Gender and labor rights activists yesterday demonstrated outside Mackay Memorial Hospital in Taipei against the sacking of a transvestite employee who preferred to dress in women’s clothing and use the ladies’ room at work, although he is biologically male.
“I am here to get back my right to work,” Chou Yi-jen (周逸人), surrounded by rights activists, told media during the protest.
“I just feel more comfortable dressing in female clothing and going to the ladies’ room. All of this does not interfere with my work performance and I never bother anybody,” he said. “In fact, before I was fired [last month], I received top grades in my work performance evaluation for the past five years I worked at the hospital.”
PHOTO: WANG YI-SUNG, TAIPEI TIMES
At first, Chou said he wore male clothes, but that made him so uncomfortable he had to see a psychiatrist, who suggested he should act according to his nature. As a result, Chou decided to dress as a woman. That was about nine months ago.
Since then, Chou had been threatened on several occasions and openly discriminated against by his supervisor.
“My supervisor asked me to get his permission every time I wanted to leave my seat, including when I needed to use the toilet or just to get water from the water fountain,” Chou said.
“This rule only applied to me,” he said.
Before he was fired, Chou worked in the hospital’s information and technology department.
On one occasion, all the employees were given a lunch box during a lunch meeting, Chou said.
“I was the only one who didn’t get a lunch box,” he said.
When Chou asked the colleague who was in charge of ordering lunch why he didn’t get a lunch box, “the colleague said the supervisor told her to pretend that I didn’t exist,” Chou said.

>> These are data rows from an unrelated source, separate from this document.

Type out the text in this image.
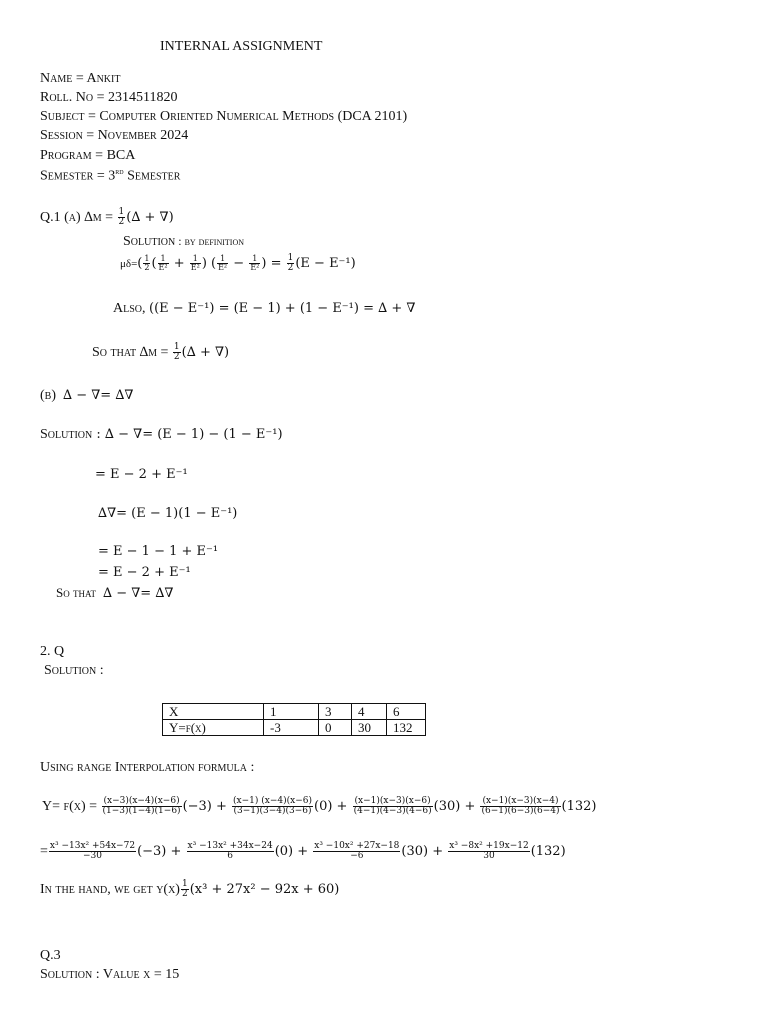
INTERNAL ASSIGNMENT
Name = Ankit
Roll. No = 2314511820
Subject = Computer Oriented Numerical Methods (DCA 2101)
Session = November 2024
Program = BCA
Semester = 3rd Semester
Q.1 (a) $\Delta m = \frac{1}{2}$ (∆ + ∇)
Solution : by definition
$\mu\delta=( \frac{1}{2}$ ( $\frac{1}{\text{E²}} + \frac{1}{\text{E²}}$ ) ( $\frac{1}{\text{E²}} - \frac{1}{\text{E²}}$ ) = $\frac{1}{2} (E - E^{-1})$
Also, ((E − E⁻¹) = (E − 1) + (1 − E⁻¹) = ∆ + ∇
So that $\Delta m = \frac{1}{2}$ (∆ + ∇)
(b) ∆ − ∇= ∆∇
Solution : ∆ − ∇= (E − 1) − (1 − E⁻¹)
= E − 2 + E⁻¹
∆∇= (E − 1)(1 − E⁻¹)
= E − 1 − 1 + E⁻¹
= E − 2 + E⁻¹
So that ∆ − ∇= ∆∇
2. Q
Solution :
X	1	3	4	6
Y=f(x)	-3	0	30	132
Using range Interpolation formula :
$Y= f(x) = \frac{(x-3)(x-4)(x-6)}{(1-3)(1-4)(1-6)} (-3) + \frac{(x-1) (x-4)(x-6)}{(3-1)(3-4)(3-6)} (0) + \frac{(x-1)(x-3)(x-6)}{(4-1)(4-3)(4-6)} (30) + \frac{(x-1)(x-3)(x-4)}{(6-1)(6-3)(6-4)} (132)$
= $\frac{\text{x³ −13x² +54x−72}}{-30} (-3) + \frac{\text{x³ −13x² +34x−24}}{6} (0) + \frac{\text{x³ −10x² +27x−18}}{-6} (30) + \frac{\text{x³ −8x² +19x−12}}{30} (132)$
In the hand, we get $y(x) \frac{1}{2} (x^3 + 27x^2 - 92x + 60)$
Q.3
Solution : Value x = 15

“I’m surprised that there are still employers who think the clothes an employee wears or which restroom he or she goes to is more important than his or her abilities,” said Josephine Ho (何春蕤), chair of National Central University’s Center for Gender/Sexuality Studies.
“The hospital said Chou was fired because of poor work performance, but he always received top grades in his work evaluations over the past five years,” she said.
Gender/Sexuality Rights Association Taiwan secretary-general Wang Ping (王蘋) said that by -treating Chou differently, such as asking him to get permission before leaving his desk, the hospital was in violation of the Gender Equality Employment Act (性別平等工作法), which prohibits such acts by employers based on an employee’s gender or gender identity.
Chou said he was preparing to file a lawsuit against the hospital.